In today's world, basic knowledge creation has become an infrastructural undertaking. Researching the human body took shape as the Human Genome Project—a $3 billion initiative that involved twenty universities worldwide and lasted thirteen years.Footnote 84 Understanding the universe has taken shape as the International Space Station, a multidecade initiative that relies on numerous treaties and has launched nine inhabited space stations.
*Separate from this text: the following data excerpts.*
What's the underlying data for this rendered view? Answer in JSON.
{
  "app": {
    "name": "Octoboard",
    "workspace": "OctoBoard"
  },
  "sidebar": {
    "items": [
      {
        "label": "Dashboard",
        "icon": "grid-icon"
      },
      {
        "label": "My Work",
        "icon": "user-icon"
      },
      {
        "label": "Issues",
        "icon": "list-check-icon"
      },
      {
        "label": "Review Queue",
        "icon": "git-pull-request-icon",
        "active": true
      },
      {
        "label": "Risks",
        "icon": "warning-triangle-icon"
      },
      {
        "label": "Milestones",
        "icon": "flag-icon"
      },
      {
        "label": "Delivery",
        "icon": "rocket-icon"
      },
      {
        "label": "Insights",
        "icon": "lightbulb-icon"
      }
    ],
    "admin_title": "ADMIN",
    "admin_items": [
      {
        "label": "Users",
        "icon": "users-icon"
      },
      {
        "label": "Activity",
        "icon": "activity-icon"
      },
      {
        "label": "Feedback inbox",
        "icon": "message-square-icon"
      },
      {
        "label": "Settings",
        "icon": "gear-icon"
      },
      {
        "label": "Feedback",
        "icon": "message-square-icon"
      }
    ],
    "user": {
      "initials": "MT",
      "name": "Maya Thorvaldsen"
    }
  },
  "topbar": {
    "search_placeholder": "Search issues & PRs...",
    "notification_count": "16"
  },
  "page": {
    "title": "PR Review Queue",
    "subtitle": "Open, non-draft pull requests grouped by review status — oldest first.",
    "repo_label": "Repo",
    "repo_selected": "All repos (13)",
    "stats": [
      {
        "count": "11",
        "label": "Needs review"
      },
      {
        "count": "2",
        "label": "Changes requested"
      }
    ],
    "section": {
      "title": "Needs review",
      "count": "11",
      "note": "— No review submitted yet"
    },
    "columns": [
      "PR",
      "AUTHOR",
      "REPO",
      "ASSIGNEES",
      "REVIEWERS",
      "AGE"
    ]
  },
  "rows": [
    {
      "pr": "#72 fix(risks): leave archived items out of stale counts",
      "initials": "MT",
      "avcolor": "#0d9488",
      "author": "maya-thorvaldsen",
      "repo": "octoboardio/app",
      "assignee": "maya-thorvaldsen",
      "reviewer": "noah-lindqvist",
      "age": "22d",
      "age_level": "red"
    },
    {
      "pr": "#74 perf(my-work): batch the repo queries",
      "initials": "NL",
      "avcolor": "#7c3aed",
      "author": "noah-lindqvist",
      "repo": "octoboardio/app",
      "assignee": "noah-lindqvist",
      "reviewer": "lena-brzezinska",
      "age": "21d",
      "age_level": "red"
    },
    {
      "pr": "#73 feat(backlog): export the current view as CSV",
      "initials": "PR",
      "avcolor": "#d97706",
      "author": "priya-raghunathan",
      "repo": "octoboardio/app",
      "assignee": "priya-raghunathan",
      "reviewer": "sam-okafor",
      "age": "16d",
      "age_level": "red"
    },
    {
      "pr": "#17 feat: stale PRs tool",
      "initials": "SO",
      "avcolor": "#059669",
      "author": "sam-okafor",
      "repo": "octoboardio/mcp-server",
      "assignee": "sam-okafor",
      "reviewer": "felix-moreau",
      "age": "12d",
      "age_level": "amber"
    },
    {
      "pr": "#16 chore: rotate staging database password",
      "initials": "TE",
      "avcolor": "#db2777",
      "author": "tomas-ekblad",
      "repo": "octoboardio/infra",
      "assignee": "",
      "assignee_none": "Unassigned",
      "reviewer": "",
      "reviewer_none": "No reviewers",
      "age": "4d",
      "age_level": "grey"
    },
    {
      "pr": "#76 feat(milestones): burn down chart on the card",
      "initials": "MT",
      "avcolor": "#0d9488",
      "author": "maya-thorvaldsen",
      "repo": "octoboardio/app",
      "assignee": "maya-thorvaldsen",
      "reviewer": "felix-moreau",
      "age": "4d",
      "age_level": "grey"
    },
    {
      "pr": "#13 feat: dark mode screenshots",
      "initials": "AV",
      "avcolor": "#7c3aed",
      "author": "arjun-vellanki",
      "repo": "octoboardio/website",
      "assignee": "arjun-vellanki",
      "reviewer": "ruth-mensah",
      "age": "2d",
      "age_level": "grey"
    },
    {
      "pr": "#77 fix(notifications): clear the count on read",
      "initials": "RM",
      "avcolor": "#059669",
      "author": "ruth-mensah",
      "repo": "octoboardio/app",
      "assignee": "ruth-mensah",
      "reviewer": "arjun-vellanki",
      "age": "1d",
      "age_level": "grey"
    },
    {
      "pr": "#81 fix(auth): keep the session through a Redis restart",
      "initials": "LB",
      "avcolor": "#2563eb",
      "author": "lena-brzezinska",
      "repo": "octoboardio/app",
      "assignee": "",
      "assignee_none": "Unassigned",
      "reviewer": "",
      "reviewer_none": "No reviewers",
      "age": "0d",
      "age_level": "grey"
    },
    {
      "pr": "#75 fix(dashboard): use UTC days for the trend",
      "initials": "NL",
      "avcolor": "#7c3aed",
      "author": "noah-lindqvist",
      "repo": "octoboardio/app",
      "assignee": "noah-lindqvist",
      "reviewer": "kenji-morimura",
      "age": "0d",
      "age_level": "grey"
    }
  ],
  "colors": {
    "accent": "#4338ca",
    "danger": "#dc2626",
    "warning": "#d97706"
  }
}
Understanding basic matter has manifest as European Council for Nuclear Research (CERN), a particle physics lab that spans national borders and connects more than 12,000 scientists from seventy countries.Footnote 85 These sprawling, resource-intensive projects remind us of the need to reinvent methodologies and rethink traditional models of institutional power.
As we move farther into an infrastructural era of knowledge creation, historians are increasingly using today's analytical tools and questions to understand our shared past. This movement is timely and important. And it has more ground to cover. Embracing an infrastructural approach can help historians stay nimble in analyzing behemoth institutions and forces, from capitalism to the state. It can help us stay grounded, vivid, and tactile in analyzing the role of epistemologies, technology, and environmental change. Future scholars will undoubtedly have more to say on the blind spots of an infrastructural approach. But in the meantime, the field has urgent progress to make. An added benefit is that infrastructure studies emphasize durability and fixity. Given this, an infrastructural approach might finally give historians a break from “turning” and allow us to dig in.